Summer is for many of us a time to travel: escape the Houston heat, the dull drumbeat of politics on the tube, the routine of work. Main Street Theater’s production of Noël Coward’s 1939 comedy “Present Laughter” adds another dimension of escape. It slips audiences back to a time when serious theater could be known less by its ideas than by its charm, its wit, its indulgent satire of the peculiar world of the theater itself.

Such escapes are less Dr. Who-like adventure than a vacation in a place that possibly never existed except in the public’s imagination, a place where no one works (except at making clever remarks), everyone has time (and energy) for flirtations and dalliances, and even aging is an ill held at bay (if only by self-denial). And if the comedy is less consistently successful now than in the days when Coward ruled the London and New York boards, it never totally misses its targets. It merely creaks in spots and sometimes mutters more than sings.

The story is straightforwardly complicated just enough. Garry Essendine, glamourous star of the London theater scene for many a year and a comically autobiographical version of Coward himself, is preparing to leave for an extensive traveling production across Africa but finds he is packing more than his signature silk dressing gowns. There’s the young ingénue, Daphne Stillington who, forgetting her latch key, must spend the night in the spare room of Garry’s luxurious studio, not to mention the neophyte playwright Roland Maule who plans to attach himself to Garry’s glamour, an ex-wife, a secretary, house servants, and two business partners involved with the same the seductive woman, Joanna Lyppiatt. Fortunately, when Garry cries out, “For the love of God, stop being theatrical,” no one including himself pays the slightest attention since being theatrical is what the play is about, and the theatricality stops only when characters and audience escape the theater.

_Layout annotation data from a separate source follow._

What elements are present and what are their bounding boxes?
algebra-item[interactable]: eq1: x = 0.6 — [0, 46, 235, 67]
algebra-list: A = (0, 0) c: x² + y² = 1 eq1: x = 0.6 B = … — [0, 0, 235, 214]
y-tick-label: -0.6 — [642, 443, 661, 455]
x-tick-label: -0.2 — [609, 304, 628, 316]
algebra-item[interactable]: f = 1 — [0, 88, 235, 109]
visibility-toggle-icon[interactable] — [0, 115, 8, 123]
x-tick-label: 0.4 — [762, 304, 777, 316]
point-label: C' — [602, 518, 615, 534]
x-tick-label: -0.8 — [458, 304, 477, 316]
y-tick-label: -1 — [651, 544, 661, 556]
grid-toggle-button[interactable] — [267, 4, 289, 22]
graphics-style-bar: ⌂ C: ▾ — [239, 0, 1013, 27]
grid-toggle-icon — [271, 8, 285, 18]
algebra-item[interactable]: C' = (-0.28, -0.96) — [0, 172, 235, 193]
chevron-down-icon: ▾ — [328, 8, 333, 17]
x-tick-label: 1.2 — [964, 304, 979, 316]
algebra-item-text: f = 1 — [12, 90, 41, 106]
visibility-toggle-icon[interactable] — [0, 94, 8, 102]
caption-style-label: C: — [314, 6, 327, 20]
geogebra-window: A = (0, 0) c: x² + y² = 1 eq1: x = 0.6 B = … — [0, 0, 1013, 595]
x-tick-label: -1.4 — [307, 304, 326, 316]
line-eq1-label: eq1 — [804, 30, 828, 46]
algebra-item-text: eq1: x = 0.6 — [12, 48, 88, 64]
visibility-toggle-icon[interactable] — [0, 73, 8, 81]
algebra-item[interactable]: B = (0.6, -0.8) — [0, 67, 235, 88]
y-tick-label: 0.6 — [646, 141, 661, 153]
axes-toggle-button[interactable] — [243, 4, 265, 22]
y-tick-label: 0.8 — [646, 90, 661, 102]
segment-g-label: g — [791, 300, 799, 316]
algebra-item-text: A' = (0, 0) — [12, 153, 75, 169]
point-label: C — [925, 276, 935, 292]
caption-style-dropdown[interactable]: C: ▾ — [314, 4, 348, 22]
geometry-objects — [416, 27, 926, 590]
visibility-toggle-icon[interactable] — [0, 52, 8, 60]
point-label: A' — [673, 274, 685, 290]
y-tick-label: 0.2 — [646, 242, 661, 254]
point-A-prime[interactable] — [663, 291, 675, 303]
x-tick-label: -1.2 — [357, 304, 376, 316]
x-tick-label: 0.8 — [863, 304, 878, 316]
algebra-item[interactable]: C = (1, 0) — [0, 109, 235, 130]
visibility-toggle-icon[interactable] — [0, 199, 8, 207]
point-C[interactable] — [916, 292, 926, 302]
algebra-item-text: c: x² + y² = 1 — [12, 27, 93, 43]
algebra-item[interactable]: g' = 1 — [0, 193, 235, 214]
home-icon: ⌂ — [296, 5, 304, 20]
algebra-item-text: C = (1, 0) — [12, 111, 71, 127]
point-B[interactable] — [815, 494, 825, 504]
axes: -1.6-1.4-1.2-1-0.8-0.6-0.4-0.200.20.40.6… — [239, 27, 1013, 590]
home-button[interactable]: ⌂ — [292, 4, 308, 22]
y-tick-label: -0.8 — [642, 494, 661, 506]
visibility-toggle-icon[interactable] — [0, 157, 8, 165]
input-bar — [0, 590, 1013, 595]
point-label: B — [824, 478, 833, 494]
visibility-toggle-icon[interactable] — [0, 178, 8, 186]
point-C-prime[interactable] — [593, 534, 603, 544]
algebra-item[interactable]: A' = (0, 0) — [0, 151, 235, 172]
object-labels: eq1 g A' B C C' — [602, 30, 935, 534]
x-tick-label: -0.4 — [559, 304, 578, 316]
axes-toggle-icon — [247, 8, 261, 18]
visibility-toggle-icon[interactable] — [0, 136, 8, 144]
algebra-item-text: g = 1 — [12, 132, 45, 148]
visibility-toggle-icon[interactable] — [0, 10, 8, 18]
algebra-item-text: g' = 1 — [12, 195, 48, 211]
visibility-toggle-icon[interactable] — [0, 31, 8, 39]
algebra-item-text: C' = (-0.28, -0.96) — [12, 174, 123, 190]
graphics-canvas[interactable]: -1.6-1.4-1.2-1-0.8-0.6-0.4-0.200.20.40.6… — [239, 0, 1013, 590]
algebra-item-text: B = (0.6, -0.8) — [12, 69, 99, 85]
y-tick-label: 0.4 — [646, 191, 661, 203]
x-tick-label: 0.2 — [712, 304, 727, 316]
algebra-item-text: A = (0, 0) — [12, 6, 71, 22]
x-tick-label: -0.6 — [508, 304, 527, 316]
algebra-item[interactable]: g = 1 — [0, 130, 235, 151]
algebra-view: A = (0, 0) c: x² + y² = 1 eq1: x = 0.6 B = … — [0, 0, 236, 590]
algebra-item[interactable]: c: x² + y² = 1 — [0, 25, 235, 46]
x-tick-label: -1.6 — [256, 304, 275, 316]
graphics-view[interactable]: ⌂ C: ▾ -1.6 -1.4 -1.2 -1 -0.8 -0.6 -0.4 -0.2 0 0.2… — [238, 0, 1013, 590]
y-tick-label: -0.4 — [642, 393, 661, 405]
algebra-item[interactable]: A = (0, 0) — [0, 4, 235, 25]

Such a merry-go-round might well grow tiresome if not for the zest and energy that the talented cast brings to Coward’s plot. As Garry, Joel Sandel brings his years of stage experience to create a man always acting even as he grows increasingly miscast as the romantic lead. His dressing gowns are made just a tad larger than they should be, and Sandel fits his character to that image. Add in his ability to deliver pithy jests amid Garry’s overplayed despair and frequent visitations to the studio’s booze stash, and the result is a figure who constantly keeps both the audience’s attention and off-kilter sympathy. As the dominant women in his life, Patricia Duran as Liz, Garry’s friendly but fed-up ex, and Amanda Martinez as the amoral seductress Joanna play their very different roles like perfectly pitched bells: clear and memorable. Like his mentor Shaw, Coward knew how to write strong female characters who are far less stereotyped than the play’s era would suggest. Both actresses make themselves at home in their tailored suits (Liz) and sexy gowns (Joanna) projecting their personalities well beyond their costumes’ suggested limitations. In this, they are joined by Elizabeth Marshall Black as Monica Reed, Garry’s long-suffering secretary who has long gotten over his charms and the glamour of theatrical life. Black creates a figure of both efficiency and pragmatism—the one who makes Garry’s daily life work.

Beyond these main figures, the production excels in its eccentric small roles, especially Deborah Hope as Garry’s duster-weaving, cigarette-stealing Swedish housekeeper. To watch her flop and swish her way across the stage to answer the door is a true comic delight. Similarly, Brock Hatton as Roland Maule, a young would-be playwright with a propensity to attach himself to Garry and women’s furs, manages to communicate his fanatical obsessions in his facial expressions and his body language so that even when silent he draws attention to the comic danger he suggests. The remaining characters give their actors less to work with, but all are more than adequate. They storm into the studios, crank forward the plot, and keep the spotlight on the central cast.

All are helped by James V. Thomas’s highly workable set design and some brilliant period costumes by Amber Stepanik.

Director Claire Hart-Palumbo sets a pace that belies the play’s three-act length, and she generally keeps the actors both comically theatrical but believably human. She has divined the spirt of Coward’s script and seen that it is nourished by the performances. Most importantly, she elides the play’s dated jokes and Britishisms largely lost on American audiences; she makes sure neither problem sends the play reeling.

The result is a delightful summer evening—an escape in time and place. As Houston temperatures hang in the hundreds, Main Street Theater offers a play that almost bats a cool thousand.

–Robert Donahoo, Sam Houston State University

“Present Laughter” is on stage at Main Street Theater through August 13.